6) Acceptance: A good friend embraces us for who we are. The other day I was venting to a friend about the meltdown I had earlier in the week with my kids. After casually sharing this story of locking myself in my room for a few minutes to calm myself, I realized what a gift it was that I could share this so openly and not fear judgement. Do you embrace their humanity, including their flaws and limitations? Do you celebrate your friends' uniqueness? Do you harbor subtle judgements - critiques on how your friend lives or parents or believes?

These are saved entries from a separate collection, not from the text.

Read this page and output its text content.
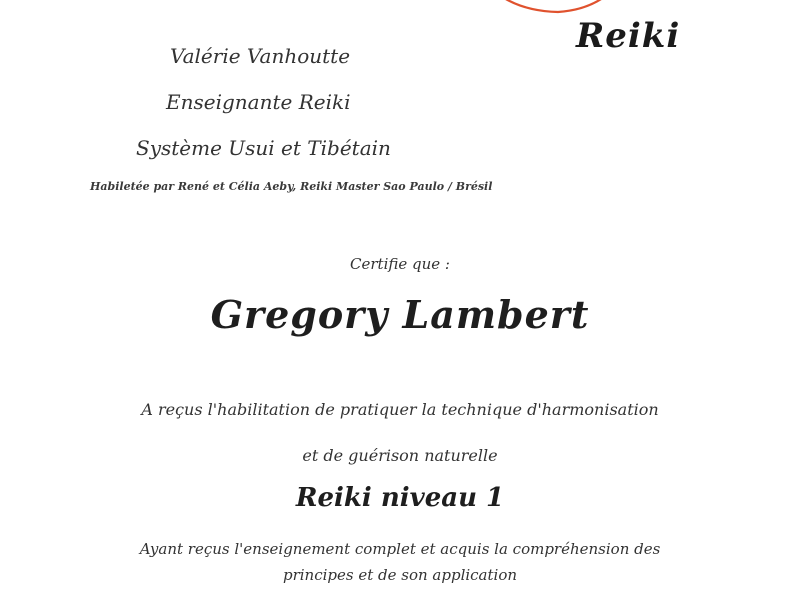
Reiki

Valérie Vanhoutte

Enseignante Reiki

Système Usui et Tibétain

Habiletée par René et Célia Aeby, Reiki Master Sao Paulo / Brésil

Certifie que :

Gregory Lambert

A reçus l'habilitation de pratiquer la technique d'harmonisation

et de guérison naturelle

Reiki niveau 1

Ayant reçus l'enseignement complet et acquis la compréhension des

principes et de son application
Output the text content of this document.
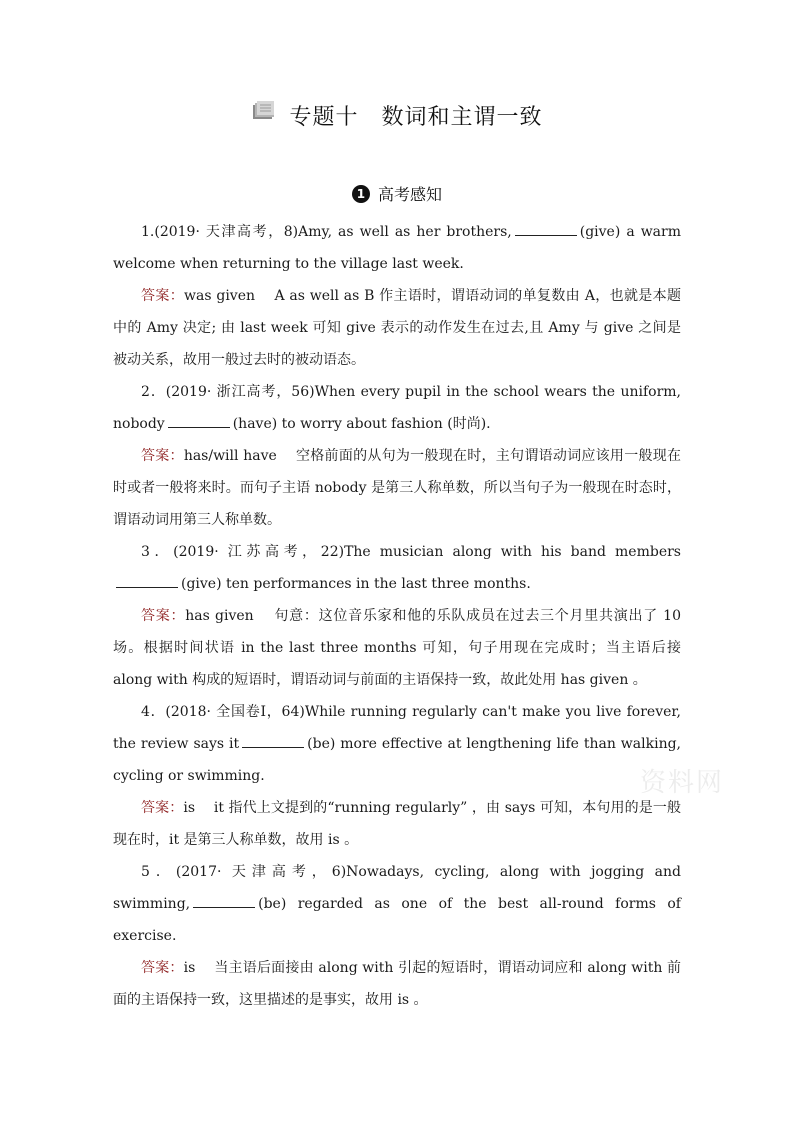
专题十　数词和主谓一致
1 高考感知
资料网

1.(2019· 天津高考，8)Amy, as well as her brothers,	(give) a warm welcome when returning to the village last week.

答案：was given　 A as well as B 作主语时，谓语动词的单复数由 A，也就是本题中的 Amy 决定; 由 last week 可知 give 表示的动作发生在过去,且 Amy 与 give 之间是被动关系，故用一般过去时的被动语态。

2．(2019· 浙江高考，56)When every pupil in the school wears the uniform, nobody	(have) to worry about fashion (时尚).

答案：has/will have　 空格前面的从句为一般现在时，主句谓语动词应该用一般现在时或者一般将来时。而句子主语 nobody 是第三人称单数，所以当句子为一般现在时态时，谓语动词用第三人称单数。

3．(2019· 江苏高考，22)The musician along with his band members(give) ten performances in the last three months.

答案：has given　 句意：这位音乐家和他的乐队成员在过去三个月里共演出了 10 场。根据时间状语 in the last three months 可知，句子用现在完成时；当主语后接 along with 构成的短语时，谓语动词与前面的主语保持一致，故此处用 has given 。

4．(2018· 全国卷Ⅰ，64)While running regularly can't make you live forever, the review says it	(be) more effective at lengthening life than walking, cycling or swimming.

答案：is　 it 指代上文提到的“running regularly” ，由 says 可知，本句用的是一般现在时，it 是第三人称单数，故用 is 。

5．(2017· 天津高考，6)Nowadays, cycling, along with jogging and swimming,	(be) regarded as one of the best all-round forms of exercise.

答案：is　 当主语后面接由 along with 引起的短语时，谓语动词应和 along with 前面的主语保持一致，这里描述的是事实，故用 is 。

7) Loyalty: A good friend shows up, again and again. One of the things I have heard over and over, and long for in my own life, is the yearning for a friend that shows up, even when it's hard. Good friendship should be fun, but it will also require sacrifice. Do you spread yourself too thin, making yourself unavailable when your friend needs you? Are you willing to sacrifice - your comfort, your time, your energy - for your friend?
8) Challenging: A good friend helps us grow. Nobody that is being truly honest with themselves wants a companion that is always a "Yes Girl." We want someone to call us out when we aren't being true to ourselves and to pursue life in a way that challenges us to do the same. Do you pursue your dreams? Do you encourage your friend to pursue hers? Do you speak up when think your friend is making a bad choice, offering your hand, not your judgement?
Nobody is going to be all these things, all the time. It's more than our humanity can accomplish. But, I believe we have grown far too comfortable with a mediocre level of friendship - in both the friendships that we offer the world, and the friendships that we expect in return.
We all need to know that we are not alone. And maybe that starts with the friendship you offer to the two or three people closest to you.